Confessions d'une groupie

Attention, certains passages sont légèrement explicites




Confessions d'une groupie


Parce qu'un fantasme ne devrait jamais devenir réalité, qu'il est par définition irréalisable.
Parce qu'un fantasme est utopique et que s'il se matérialise dans le monde réel, celui-ci déteint sur lui et l'encrasse.
Parce qu'un fantasme n'a pas sa place ailleurs que dans notre imagination et que s'il s'exauce, il s'ensuit des conséquences graves imprévues ou ignorées dans notre esprit.

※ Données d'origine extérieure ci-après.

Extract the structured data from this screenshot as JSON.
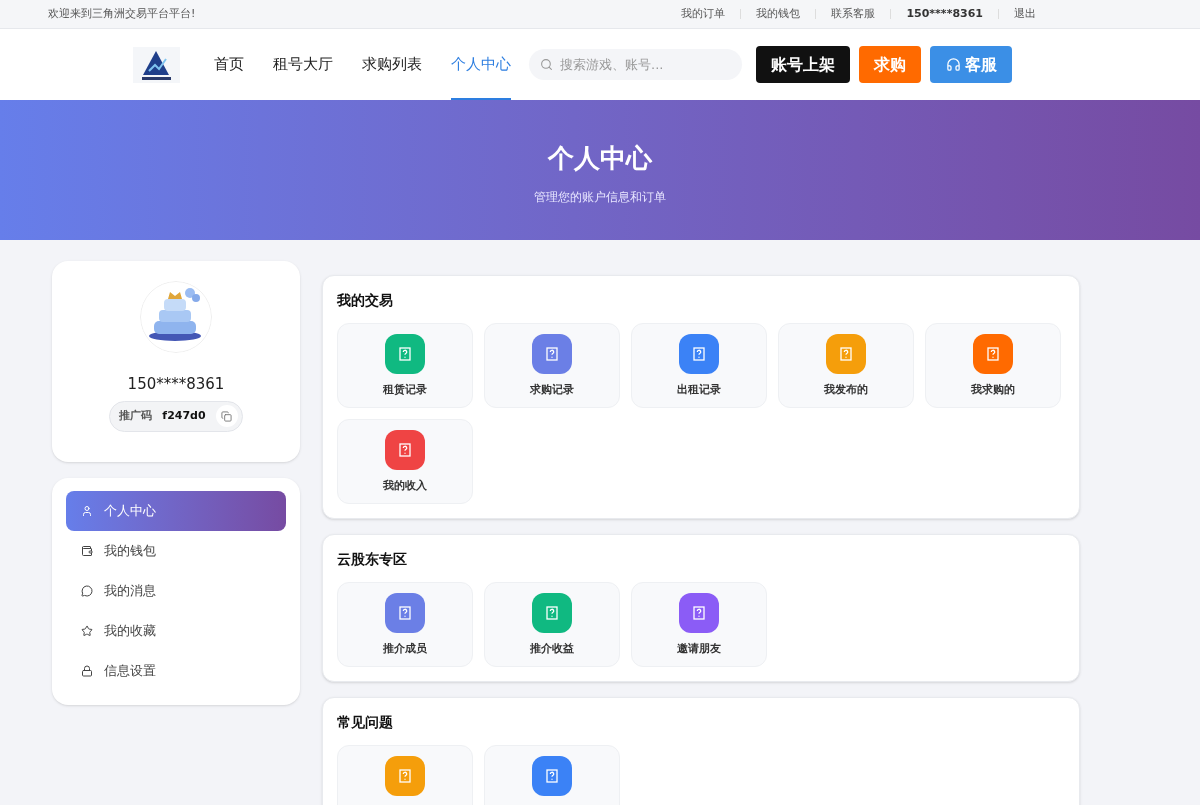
{
  "top_bar": {
    "welcome": "欢迎来到三角洲交易平台平台!",
    "links": [
      "我的订单",
      "我的钱包",
      "联系客服",
      "150****8361",
      "退出"
    ]
  },
  "header": {
    "nav": [
      {
        "label": "首页",
        "selected": false
      },
      {
        "label": "租号大厅",
        "selected": false
      },
      {
        "label": "求购列表",
        "selected": false
      },
      {
        "label": "个人中心",
        "selected": true
      }
    ],
    "search": {
      "placeholder": "搜索游戏、账号..."
    },
    "buttons": [
      {
        "kind": "list",
        "label": "账号上架"
      },
      {
        "kind": "buy",
        "label": "求购"
      },
      {
        "kind": "service",
        "label": "客服"
      }
    ]
  },
  "hero": {
    "title": "个人中心",
    "subtitle": "管理您的账户信息和订单"
  },
  "profile": {
    "phone": "150****8361",
    "promo_label": "推广码",
    "promo_code": "f247d0"
  },
  "sidebar": {
    "items": [
      {
        "label": "个人中心",
        "selected": true
      },
      {
        "label": "我的钱包",
        "selected": false
      },
      {
        "label": "我的消息",
        "selected": false
      },
      {
        "label": "我的收藏",
        "selected": false
      },
      {
        "label": "信息设置",
        "selected": false
      }
    ]
  },
  "sections": [
    {
      "title": "我的交易",
      "tiles": [
        {
          "label": "租赁记录",
          "color": "#10b981"
        },
        {
          "label": "求购记录",
          "color": "#6b7fe6"
        },
        {
          "label": "出租记录",
          "color": "#3b82f6"
        },
        {
          "label": "我发布的",
          "color": "#f59e0b"
        },
        {
          "label": "我求购的",
          "color": "#ff6a00"
        },
        {
          "label": "我的收入",
          "color": "#ef4444"
        }
      ]
    },
    {
      "title": "云股东专区",
      "tiles": [
        {
          "label": "推介成员",
          "color": "#6b7fe6"
        },
        {
          "label": "推介收益",
          "color": "#10b981"
        },
        {
          "label": "邀请朋友",
          "color": "#8b5cf6"
        }
      ]
    },
    {
      "title": "常见问题",
      "tiles": [
        {
          "color": "#f59e0b"
        },
        {
          "color": "#3b82f6"
        }
      ]
    }
  ]
}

Je ne sais pas si tu liras un jour cette lettre... Si j'oserais te la donner... Mais j'ai besoin de l'écrire. En espérant que je ne serais pas assez lâche pour te laisser dans le mensonge et l'ignorance toute ta vie, et que je te la remettrais un jour.
Aujourd'hui, j'ai un peu plus de seize ans, et c'est peut-être l'âge que tu auras quand tu me liras.
Cependant, avant d'aller plus loin, je veux tout d'abord m'excuser. Pour tout le mal que va te faire cette lettre. Parce que je vais bouleverser ta vie. Parce que je vais te faire perdre tout tes repères. Parce que je vais briser une partie de toi et de tes croyances. Parce que tu vas m'en vouloir, et il est même probable que tu vas me haïr.
Je vais te raconter la vérité, aussi pénible soit-elle. Tu dois savoir.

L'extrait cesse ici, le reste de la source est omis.